Recognise that energy may be transferred by different types of waves, and know the difference between longitudinal and transverse waves. Recognise that light can be reflected by some materials and absorbed by others. Describe the ray model of light using the idea that light travels in straight lines.
Recognise that various effects can occur when materials absorb light, for example chemical reactions or a flow of electric current. Describe the formation of a spectrum from white light. Describe different ways in which energy can be stored and different ways in which energy can be transferred. Describe the transfer of energy by heating and cooling. Recall the units used to measure quantities of energy, including joules, calories and kilowatt-hours. Describe what is meant by rate of energy transfer. Explain the data given on an energy bill, including the units used for energy ‘consumed’ (transferred to appliances in the home) and the meaning of ‘standing charge’.
Explain wave oscillation, the reflection and superposition of waves, and the terms frequency and wavelength.

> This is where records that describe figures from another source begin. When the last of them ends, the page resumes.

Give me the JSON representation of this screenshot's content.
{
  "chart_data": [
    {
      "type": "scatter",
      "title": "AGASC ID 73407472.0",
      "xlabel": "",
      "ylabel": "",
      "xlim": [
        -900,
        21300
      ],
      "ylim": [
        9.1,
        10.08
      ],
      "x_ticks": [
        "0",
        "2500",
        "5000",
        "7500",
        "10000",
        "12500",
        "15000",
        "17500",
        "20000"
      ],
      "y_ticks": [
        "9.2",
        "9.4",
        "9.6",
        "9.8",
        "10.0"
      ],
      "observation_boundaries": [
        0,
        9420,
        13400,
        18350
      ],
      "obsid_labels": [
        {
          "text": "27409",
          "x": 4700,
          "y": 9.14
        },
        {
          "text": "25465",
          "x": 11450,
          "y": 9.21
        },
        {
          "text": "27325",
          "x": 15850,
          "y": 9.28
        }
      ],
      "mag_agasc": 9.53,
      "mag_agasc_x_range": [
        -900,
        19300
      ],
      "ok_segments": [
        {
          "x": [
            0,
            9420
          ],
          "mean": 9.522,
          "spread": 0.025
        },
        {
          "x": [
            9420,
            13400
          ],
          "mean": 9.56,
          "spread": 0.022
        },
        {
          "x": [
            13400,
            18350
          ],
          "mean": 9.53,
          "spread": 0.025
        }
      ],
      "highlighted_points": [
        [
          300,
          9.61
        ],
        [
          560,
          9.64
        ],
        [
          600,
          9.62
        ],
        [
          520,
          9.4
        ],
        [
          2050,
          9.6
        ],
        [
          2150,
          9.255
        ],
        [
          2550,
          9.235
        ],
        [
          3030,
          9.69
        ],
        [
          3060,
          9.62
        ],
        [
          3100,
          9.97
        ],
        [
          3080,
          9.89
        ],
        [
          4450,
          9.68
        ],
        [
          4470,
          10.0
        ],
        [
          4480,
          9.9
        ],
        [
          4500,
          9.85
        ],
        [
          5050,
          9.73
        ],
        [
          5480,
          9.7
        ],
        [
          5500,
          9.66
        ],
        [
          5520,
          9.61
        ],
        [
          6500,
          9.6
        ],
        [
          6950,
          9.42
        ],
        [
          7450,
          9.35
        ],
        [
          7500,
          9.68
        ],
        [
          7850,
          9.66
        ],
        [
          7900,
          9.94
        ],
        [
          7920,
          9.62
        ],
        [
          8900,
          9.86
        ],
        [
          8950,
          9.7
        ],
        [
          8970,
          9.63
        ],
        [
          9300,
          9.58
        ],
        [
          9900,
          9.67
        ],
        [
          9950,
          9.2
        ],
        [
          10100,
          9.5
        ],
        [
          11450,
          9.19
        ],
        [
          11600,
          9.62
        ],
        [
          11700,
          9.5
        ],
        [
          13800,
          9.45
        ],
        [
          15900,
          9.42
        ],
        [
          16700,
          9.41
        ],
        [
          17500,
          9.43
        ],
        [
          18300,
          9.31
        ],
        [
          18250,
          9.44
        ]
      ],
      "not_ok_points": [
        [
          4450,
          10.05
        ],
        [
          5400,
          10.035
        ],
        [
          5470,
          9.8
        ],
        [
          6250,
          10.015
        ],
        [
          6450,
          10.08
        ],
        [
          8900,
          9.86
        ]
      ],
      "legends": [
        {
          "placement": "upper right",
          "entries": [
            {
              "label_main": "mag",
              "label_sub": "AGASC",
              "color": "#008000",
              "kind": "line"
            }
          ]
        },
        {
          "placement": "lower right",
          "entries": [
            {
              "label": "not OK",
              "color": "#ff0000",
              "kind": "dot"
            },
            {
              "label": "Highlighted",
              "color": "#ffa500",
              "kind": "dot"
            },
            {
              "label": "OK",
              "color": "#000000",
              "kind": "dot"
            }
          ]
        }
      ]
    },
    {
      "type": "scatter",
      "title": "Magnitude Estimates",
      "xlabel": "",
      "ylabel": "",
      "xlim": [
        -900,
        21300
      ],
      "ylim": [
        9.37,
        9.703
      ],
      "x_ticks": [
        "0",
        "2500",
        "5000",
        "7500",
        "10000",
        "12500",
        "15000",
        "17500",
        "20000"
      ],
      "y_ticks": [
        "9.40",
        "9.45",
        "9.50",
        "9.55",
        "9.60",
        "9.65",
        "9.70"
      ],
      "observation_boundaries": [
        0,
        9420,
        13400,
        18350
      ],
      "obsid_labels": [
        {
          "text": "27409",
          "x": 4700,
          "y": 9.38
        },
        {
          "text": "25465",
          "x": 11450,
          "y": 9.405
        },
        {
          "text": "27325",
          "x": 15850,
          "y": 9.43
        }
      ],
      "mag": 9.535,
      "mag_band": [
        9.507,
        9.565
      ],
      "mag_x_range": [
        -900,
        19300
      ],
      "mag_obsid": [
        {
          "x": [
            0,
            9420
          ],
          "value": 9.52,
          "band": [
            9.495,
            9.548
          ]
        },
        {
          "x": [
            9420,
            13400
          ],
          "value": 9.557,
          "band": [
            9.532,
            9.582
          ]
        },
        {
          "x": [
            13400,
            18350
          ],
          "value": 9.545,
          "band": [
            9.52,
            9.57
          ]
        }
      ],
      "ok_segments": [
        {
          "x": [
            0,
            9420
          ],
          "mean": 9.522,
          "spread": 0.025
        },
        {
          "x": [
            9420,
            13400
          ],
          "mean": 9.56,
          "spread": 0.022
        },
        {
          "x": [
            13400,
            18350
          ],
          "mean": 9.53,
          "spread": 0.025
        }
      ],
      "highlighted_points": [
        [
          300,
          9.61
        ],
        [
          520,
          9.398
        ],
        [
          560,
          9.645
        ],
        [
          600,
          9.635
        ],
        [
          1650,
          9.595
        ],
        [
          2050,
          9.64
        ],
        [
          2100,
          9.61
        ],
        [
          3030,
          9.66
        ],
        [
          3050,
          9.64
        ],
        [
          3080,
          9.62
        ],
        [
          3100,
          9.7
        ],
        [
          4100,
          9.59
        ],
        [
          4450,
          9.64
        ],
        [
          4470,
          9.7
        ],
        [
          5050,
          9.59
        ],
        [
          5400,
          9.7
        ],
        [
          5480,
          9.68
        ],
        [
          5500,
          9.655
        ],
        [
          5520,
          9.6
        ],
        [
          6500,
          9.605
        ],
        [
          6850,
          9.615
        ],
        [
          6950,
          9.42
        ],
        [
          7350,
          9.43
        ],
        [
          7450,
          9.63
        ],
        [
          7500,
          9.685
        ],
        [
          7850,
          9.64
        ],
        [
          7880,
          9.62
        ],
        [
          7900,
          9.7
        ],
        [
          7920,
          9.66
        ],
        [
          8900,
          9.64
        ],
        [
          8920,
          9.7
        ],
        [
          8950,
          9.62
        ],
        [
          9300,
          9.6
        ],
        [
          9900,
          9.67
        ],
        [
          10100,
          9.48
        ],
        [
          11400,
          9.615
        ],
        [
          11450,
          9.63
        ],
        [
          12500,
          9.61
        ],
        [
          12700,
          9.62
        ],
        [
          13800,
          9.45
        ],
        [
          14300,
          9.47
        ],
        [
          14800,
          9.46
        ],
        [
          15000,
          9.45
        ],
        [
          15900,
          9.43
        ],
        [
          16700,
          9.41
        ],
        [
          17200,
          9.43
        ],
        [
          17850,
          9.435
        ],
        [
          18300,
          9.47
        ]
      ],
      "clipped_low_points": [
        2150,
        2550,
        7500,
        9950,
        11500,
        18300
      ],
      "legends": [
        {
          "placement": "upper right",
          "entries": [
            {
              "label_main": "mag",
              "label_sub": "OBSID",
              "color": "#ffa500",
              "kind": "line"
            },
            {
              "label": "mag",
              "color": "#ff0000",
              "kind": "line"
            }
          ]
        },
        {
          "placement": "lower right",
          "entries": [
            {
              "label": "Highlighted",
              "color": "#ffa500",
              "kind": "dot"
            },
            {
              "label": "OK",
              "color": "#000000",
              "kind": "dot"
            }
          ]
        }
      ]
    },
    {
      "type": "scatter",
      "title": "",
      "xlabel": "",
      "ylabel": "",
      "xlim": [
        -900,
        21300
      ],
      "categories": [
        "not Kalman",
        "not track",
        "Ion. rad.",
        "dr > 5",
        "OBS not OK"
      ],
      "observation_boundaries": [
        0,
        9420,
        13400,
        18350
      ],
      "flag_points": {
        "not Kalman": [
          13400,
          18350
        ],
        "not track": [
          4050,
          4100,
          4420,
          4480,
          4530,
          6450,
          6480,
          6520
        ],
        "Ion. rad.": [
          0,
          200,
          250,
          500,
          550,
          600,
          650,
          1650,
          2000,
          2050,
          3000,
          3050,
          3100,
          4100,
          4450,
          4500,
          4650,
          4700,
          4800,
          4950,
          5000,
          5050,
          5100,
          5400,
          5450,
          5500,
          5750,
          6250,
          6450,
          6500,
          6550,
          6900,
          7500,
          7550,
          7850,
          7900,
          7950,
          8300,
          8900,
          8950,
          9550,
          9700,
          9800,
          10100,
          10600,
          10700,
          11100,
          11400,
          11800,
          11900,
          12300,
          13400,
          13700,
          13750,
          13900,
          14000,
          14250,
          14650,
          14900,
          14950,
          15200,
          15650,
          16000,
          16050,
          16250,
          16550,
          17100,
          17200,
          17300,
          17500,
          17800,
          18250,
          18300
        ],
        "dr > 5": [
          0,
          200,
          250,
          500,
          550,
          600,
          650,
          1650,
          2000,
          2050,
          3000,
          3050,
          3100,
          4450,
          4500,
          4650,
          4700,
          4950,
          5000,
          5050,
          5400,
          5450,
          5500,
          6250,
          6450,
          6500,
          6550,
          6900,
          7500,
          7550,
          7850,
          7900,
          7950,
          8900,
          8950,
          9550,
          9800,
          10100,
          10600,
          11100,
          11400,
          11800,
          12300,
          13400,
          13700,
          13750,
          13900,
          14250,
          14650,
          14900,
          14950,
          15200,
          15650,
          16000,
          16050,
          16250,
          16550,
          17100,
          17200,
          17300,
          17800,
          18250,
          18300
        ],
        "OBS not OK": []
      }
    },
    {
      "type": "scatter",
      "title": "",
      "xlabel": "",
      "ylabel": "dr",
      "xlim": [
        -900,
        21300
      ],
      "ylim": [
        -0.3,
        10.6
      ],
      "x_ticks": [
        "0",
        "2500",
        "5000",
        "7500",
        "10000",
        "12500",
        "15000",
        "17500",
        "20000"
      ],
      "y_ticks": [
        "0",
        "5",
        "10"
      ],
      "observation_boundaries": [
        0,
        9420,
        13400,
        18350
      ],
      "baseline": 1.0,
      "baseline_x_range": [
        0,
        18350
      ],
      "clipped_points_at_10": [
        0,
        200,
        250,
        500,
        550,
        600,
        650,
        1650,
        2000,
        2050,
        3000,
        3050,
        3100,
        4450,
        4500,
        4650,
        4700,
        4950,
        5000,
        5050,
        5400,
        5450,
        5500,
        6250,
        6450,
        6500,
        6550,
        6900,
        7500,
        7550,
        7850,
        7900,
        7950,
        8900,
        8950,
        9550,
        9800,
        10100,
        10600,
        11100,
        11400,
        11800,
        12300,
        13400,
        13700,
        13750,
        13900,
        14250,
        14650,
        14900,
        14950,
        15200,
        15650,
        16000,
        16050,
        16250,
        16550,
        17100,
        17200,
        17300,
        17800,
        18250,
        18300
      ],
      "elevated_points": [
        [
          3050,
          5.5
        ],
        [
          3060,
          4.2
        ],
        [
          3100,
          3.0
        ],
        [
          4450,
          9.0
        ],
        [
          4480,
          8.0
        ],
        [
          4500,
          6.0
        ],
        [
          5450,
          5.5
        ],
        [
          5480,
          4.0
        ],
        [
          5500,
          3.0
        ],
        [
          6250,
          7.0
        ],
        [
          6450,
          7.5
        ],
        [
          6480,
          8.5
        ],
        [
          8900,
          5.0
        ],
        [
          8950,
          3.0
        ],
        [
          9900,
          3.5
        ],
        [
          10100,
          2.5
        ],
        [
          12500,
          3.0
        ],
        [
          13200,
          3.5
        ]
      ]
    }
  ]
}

Explain how some materials absorb energy, and the differences between transparent, translucent and opaque materials.
Explain the difference between reflection and refraction, and describe what happens when light waves are refracted. Explain how the transfer of energy carried by light happens during photosynthesis in plants and by electron release in photovoltaic cells. Explain how white light can be split into a continuous spectrum of colours, called the visible spectrum. Explain that energy is transferred from one type of energy store to another when change happens, and understand that energy transfer does not cause change. Explain the relationship between energy transfer and temperature difference. Explain that energy can be neither created nor destroyed (the Law of Conservation of Energy).
Identify the rate at which electrical appliances transfer energy (their power rating), using the correct units (watts or kilowatts). Use the power rating of an appliance to calculate the amount of energy transferred.
Compare the properties of sound waves, waves in water and light waves. Use diagrams to explain the difference between diffuse and specular reflection. Use ray diagrams to explain how a pinhole camera and the eye work. Explain the formation of photochemical smog.
Use the concepts of reflection and absorption of light to explain why some materials (transparent, translucent and opaque) are coloured. Explain that all changes, physical or chemical, result in a transfer of energy. Compare the transfer of energy by conduction and by radiation. Carry out calculations of quantities of stored and transferred energy. Compare rates of energy transferred when electrical appliances are used. Calculate the cost of energy used in different scenarios.